Franklin Orlando Corozo Quiñónez (born February 15, 1981) is an Ecuadorian footballer currently playing for Deportivo Azogues.

==Club career==
===Emelec===
He wore the Emelec jersey a few times in his career and this time did not score out of many chances. He only had 9 appearances for Emelec but was an important time for his career. He was transferred to Barcelona in 2006.

===Barcelona===
During Corozo's stint with Ecuador's most popular club he was not paid attention to and so he had only one appearance. Although that one appearance with the canaries was thought as a good start, he was sold out to arch rivals Emelec yet again.

===Azogues===
After Franklin joined Azogues, he had an important role for them. For the first time of his career Franklin was a starter and was used quite often. With only 42 appearances and good defending he attracted many and was a key player for Azogues.

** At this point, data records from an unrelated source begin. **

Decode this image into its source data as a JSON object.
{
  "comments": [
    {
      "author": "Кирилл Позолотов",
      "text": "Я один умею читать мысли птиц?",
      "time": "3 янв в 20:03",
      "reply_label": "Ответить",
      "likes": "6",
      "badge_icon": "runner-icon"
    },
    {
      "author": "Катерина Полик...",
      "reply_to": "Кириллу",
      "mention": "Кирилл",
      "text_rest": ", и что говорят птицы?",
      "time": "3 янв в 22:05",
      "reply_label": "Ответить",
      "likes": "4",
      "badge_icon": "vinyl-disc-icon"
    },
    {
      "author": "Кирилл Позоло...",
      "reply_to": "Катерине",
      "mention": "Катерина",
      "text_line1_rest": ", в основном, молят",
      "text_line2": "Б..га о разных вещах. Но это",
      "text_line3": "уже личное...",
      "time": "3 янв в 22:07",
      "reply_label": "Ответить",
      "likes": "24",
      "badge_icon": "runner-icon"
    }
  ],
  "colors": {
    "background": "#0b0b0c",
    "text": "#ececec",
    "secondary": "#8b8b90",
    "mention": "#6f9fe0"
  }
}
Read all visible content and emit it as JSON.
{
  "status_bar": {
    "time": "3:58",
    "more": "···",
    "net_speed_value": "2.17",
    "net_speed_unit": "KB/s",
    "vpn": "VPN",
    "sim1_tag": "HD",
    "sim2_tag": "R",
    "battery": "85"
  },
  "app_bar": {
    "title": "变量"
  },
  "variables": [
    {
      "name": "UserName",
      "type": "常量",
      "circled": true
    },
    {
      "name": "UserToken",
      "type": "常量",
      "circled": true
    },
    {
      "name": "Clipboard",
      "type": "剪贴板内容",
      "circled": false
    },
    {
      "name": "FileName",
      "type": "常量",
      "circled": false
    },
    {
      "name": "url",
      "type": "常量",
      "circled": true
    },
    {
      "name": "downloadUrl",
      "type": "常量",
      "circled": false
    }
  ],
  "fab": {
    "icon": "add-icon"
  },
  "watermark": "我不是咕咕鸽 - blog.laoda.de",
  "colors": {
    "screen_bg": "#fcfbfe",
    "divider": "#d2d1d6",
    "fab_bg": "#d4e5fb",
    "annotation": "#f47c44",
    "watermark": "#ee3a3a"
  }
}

Due to this Franklin soon joined Deportivo Quito on January 1, 2008.

===Deportivo Quito===
He is an important key player for Deportivo Quito. He instantly became a starter and played many important games. He helped his team qualify for the Copa Sudamericana 2008 by coming in first place in Ecuador's Serie A first phase. During the Sudamericana, he helped his team eliminate Universitario of Peru due to solid defending. As they got up their next rival was San Luis of Mexico. Although his team played an excellent game in Mexico, they lost in the aggregate 4–5. He succeeded in winning the Ecuadorian league of 2008.

==International career==
Corozo played at the 2001 FIFA World Youth Championship in Argentina, along with notable countrymen Franklin Salas, Segundo Castillo, and Felix Borja. He was called up in December 2008 to play in a quadrangular friendly tournament in Oman.